Por André Forastieri
Por André Forastieri em seu blog.
É lugar comum dizer que o Brasil precisa de reformas. Mas reformas são leis, e leis dependem de aplicação, e isso é feito por seres humanos, juízes. No Brasil, muitos juízes aplicam as leis como bem entendem. É a velha piada que advogados contam: “de cabeça de juiz e bunda de nenê, nunca se sabe o que vai sair.”
O
bebê é pequenininho, menos de um mês. Nasceu na cadeia e lá vive
com sua mãe. A cela tem capacidade para doze pessoas, mas está
ocupada por 18 lactantes. A mãe cumpre pena por furtar ovos de
páscoa e um quilo de peito de frango. Foi condenada a três anos,
dois meses e dois dias por esse crime.
A
defensoria pública de São Paulo pediu um habeas corpus na última
sexta-feira. Acionou o Supremo Tribunal de Justiça para pedir a
anulação do crime, por ser insignificante; a readequação da pena;
ou a prisão domiciliar, garantida pela leis às mães responsáveis
por filhos menores de 12 anos.
O
argumento é que a sentença é desproporcional à tentativa de furto
e que a mulher é mãe de mais três crianças, de 13, 10 e 3 anos de
idade. Além do bebê, que será separado da mãe quando completar
seis meses. As quatro crianças crescerão longe da mãe, se ela
seguir cumprindo pena na Penitenciária Feminina de Pirajuí, no
interior de São Paulo.
O
ministro do STJ, Nefi Cordeiro, negou o pedido da Defensoria e
manteve a pena da mãe em regime fechado. Determinou que ela deva
cumprir toda a pena na prisão por causa de “circunstâncias
judiciais gravosas”. Disse “não vislumbrar a presença dos
requisitos autorizativos de medida urgente.”
Quem
é Nefi Cordeiro? Curitibano, oficial da PM, formado pela Federal do
Paraná. Tem duas medalhas concedidas pelas Forças Armadas, a do
Pacificador e Ordem do Mérito Militar. Foi nomeado para o STJ por
Dilma Rousseff.
Nefi
Cordeiro determinou em julho de 2016 a soltura de Carlinhos
Cachoeira, Fernando Cavendish (da Construtora Delta), e de Adir Assad
e Cláudio Abreu. Presos na Operação Saqueador, eles são acusados
de integrar um esquema que lavou R$ 370 milhões de reais de dinheiro
público.
Nefi
Cordeiro confirmou em 2015 uma condenação por tráfico de duas
gramas de maconha – isso mesmo, duas. É o menor caso de condenação
por tráfico já registrado. A pena foi de quatro anos e onze meses.

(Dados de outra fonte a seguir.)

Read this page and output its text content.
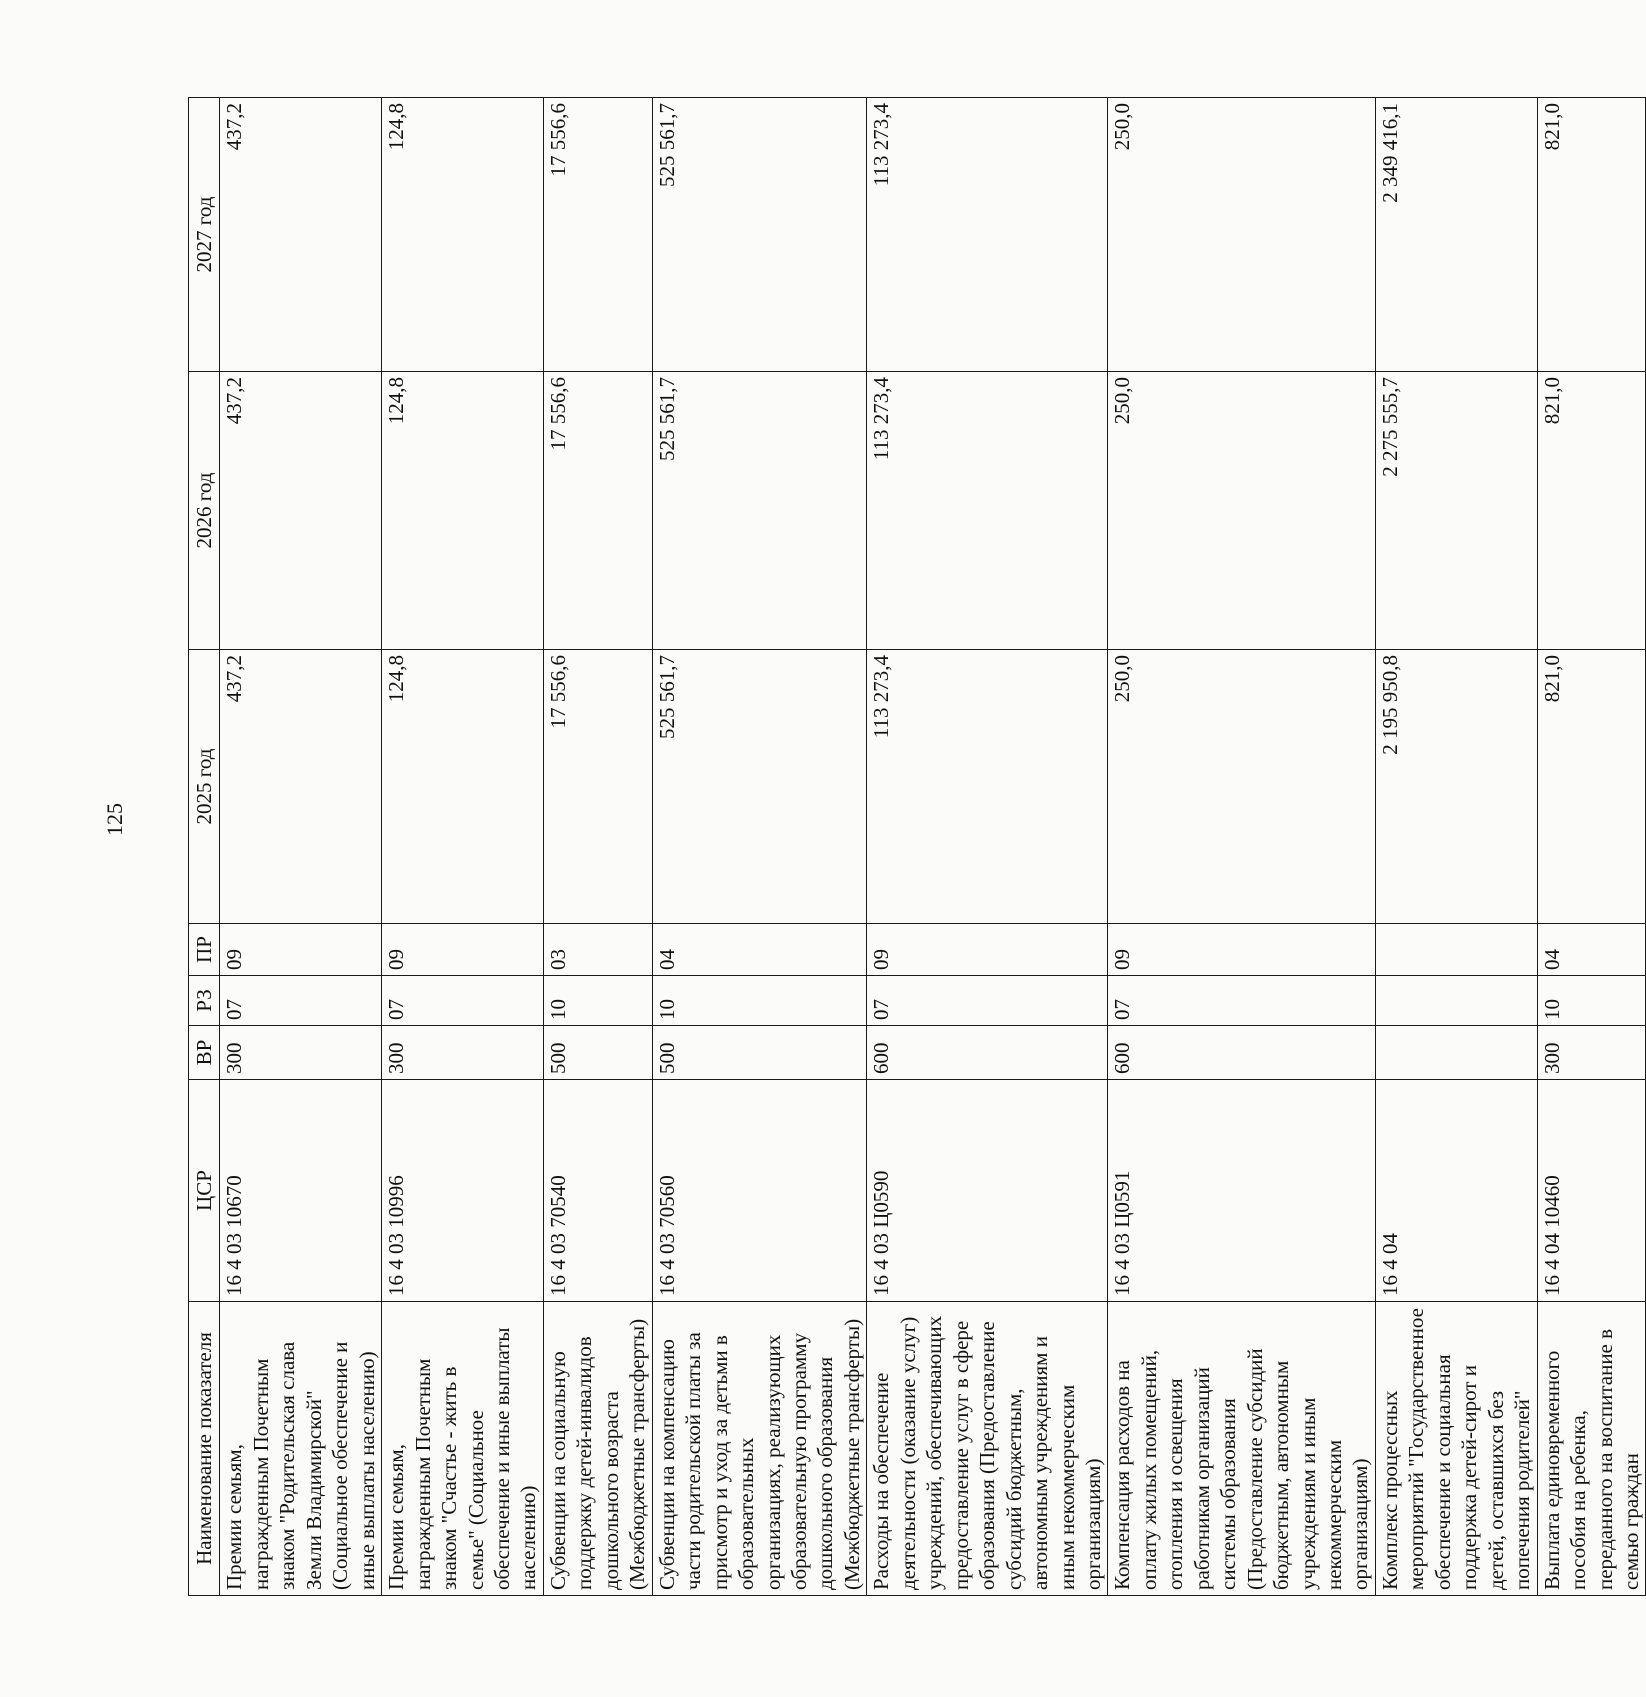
125
Наименование показателя	ЦСР	ВР	РЗ	ПР	2025 год	2026 год	2027 год
Премии семьям, награжденным Почетным знаком "Родительская слава Земли Владимирской" (Социальное обеспечение и иные выплаты населению)	16 4 03 10670	300	07	09	437,2	437,2	437,2
Премии семьям, награжденным Почетным знаком "Счастье - жить в семье" (Социальное обеспечение и иные выплаты населению)	16 4 03 10996	300	07	09	124,8	124,8	124,8
Субвенции на социальную поддержку детей-инвалидов дошкольного возраста (Межбюджетные трансферты)	16 4 03 70540	500	10	03	17 556,6	17 556,6	17 556,6
Субвенции на компенсацию части родительской платы за присмотр и уход за детьми в образовательных организациях, реализующих образовательную программу дошкольного образования (Межбюджетные трансферты)	16 4 03 70560	500	10	04	525 561,7	525 561,7	525 561,7
Расходы на обеспечение деятельности (оказание услуг) учреждений, обеспечивающих предоставление услуг в сфере образования (Предоставление субсидий бюджетным, автономным учреждениям и иным некоммерческим организациям)	16 4 03 Ц0590	600	07	09	113 273,4	113 273,4	113 273,4
Компенсация расходов на оплату жилых помещений, отопления и освещения работникам организаций системы образования (Предоставление субсидий бюджетным, автономным учреждениям и иным некоммерческим организациям)	16 4 03 Ц0591	600	07	09	250,0	250,0	250,0
Комплекс процессных мероприятий "Государственное обеспечение и социальная поддержка детей-сирот и детей, оставшихся без попечения родителей"	16 4 04				2 195 950,8	2 275 555,7	2 349 416,1
Выплата единовременного пособия на ребенка, переданного на воспитание в семью граждан	16 4 04 10460	300	10	04	821,0	821,0	821,0
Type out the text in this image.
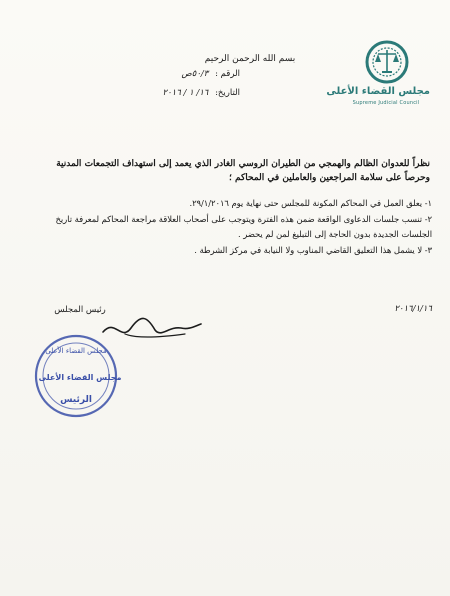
مجلس القضاء الأعلى
Supreme Judicial Council
بسم الله الرحمن الرحيم
الرقم : ٥٠/٣ص
التاريخ: ١٦/ ١ / ٢٠١٦
نظراً للعدوان الظالم والهمجي من الطيران الروسي الغادر الذي يعمد إلى استهداف التجمعات المدنية وحرصاً على سلامة المراجعين والعاملين في المحاكم ؛
١- يعلق العمل في المحاكم المكونة للمجلس حتى نهاية يوم ٢٩/١/٢٠١٦.
٢- تنسب جلسات الدعاوى الواقعة ضمن هذه الفترة ويتوجب على أصحاب العلاقة مراجعة المحاكم لمعرفة تاريخ الجلسات الجديدة بدون الحاجة إلى التبليغ لمن لم يحضر .
٣- لا يشمل هذا التعليق القاضي المناوب ولا النيابة في مركز الشرطة .
٢٠١٦/١/١٦
رئيس المجلس
مجلس القضاء الأعلى
مجلس القضاء الأعلى
الرئيس
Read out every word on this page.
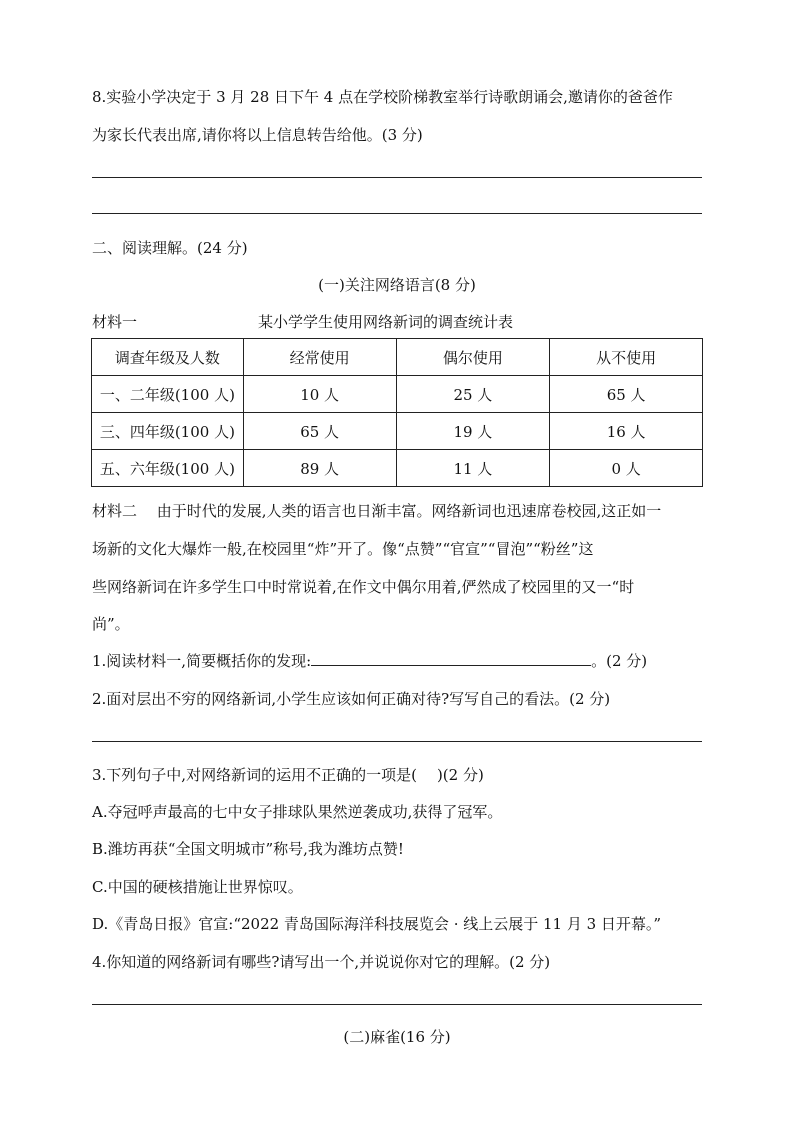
8.实验小学决定于 3 月 28 日下午 4 点在学校阶梯教室举行诗歌朗诵会,邀请你的爸爸作
为家长代表出席,请你将以上信息转告给他。(3 分)
二、阅读理解。(24 分)
(一)关注网络语言(8 分)
材料一	某小学学生使用网络新词的调查统计表
调查年级及人数	经常使用	偶尔使用	从不使用
一、二年级(100 人)	10 人	25 人	65 人
三、四年级(100 人)	65 人	19 人	16 人
五、六年级(100 人)	89 人	11 人	0 人
材料二　 由于时代的发展,人类的语言也日渐丰富。网络新词也迅速席卷校园,这正如一
场新的文化大爆炸一般,在校园里“炸”开了。像“点赞”“官宣”“冒泡”“粉丝”这
些网络新词在许多学生口中时常说着,在作文中偶尔用着,俨然成了校园里的又一“时
尚”。
1.阅读材料一,简要概括你的发现:	。(2 分)
2.面对层出不穷的网络新词,小学生应该如何正确对待?写写自己的看法。(2 分)
3.下列句子中,对网络新词的运用不正确的一项是( )(2 分)
A.夺冠呼声最高的七中女子排球队果然逆袭成功,获得了冠军。
B.潍坊再获“全国文明城市”称号,我为潍坊点赞!
C.中国的硬核措施让世界惊叹。
D.《青岛日报》官宣:“2022 青岛国际海洋科技展览会 · 线上云展于 11 月 3 日开幕。”
4.你知道的网络新词有哪些?请写出一个,并说说你对它的理解。(2 分)
(二)麻雀(16 分)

O tráfico aconteceu 15 anos antes, em 2000, em Cataguases, Minas
Gerais.
Nefi
Cordeiro concedeu habeas corpus a quatro PMs cariocas que fuzilaram
com 63 balas um carro com cinco jovens inocentes, matando Roberto, de
16 anos, no caso que ficou conhecido como Chacina de Costa Barros. No
dia 7 de julho de 2016, a família disse que após o habeas corpus, a
mãe de Roberto, a cabelereira Joselita, morreu “de tristeza”.
É
lugar comum dizer que o Brasil precisa de reformas. Mas reformas são
leis, e leis dependem de aplicação, e isso é feito por seres
humanos, juízes. No Brasil, muitos juízes aplicam as leis como bem
entendem. É a velha piada que advogados contam: “de cabeça de
juiz e bunda de nenê, nunca se sabe o que vai sair.”
Nunca
se sabe, mas todos sabemos que a justiça brasileira frequentemente
tarda e falha, e tarda e falha especialmente quando o acusado tem
dinheiro. A estrutura de senzala do Brasil está tão integrada à
nossa sociedade que ninguém estranha que haja prisão de luxo para
quem tem diploma universitário, e de lixo para quem não teve
dinheiro para estudar. Como ninguém estranha o elevador de serviço,
a diferença da cor de pele entre ricos e pobres, 60 mil assassinatos
anuais, ou o fato de metade dos brasileiros não terem esgoto em
casa.
Nunca
houve justiça no Brasil e não haverá tão cedo. Como nunca houve
democracia e não haverá tão cedo. Temos pouca experiência com uma
e outra. Esse é o fardo histórico que todo brasileiro tem que
carregar, bestas de carga, deitados eternamente em berço esplêndido.
Mas
Justiça é um tema cada vez mais central na vida de todos nós.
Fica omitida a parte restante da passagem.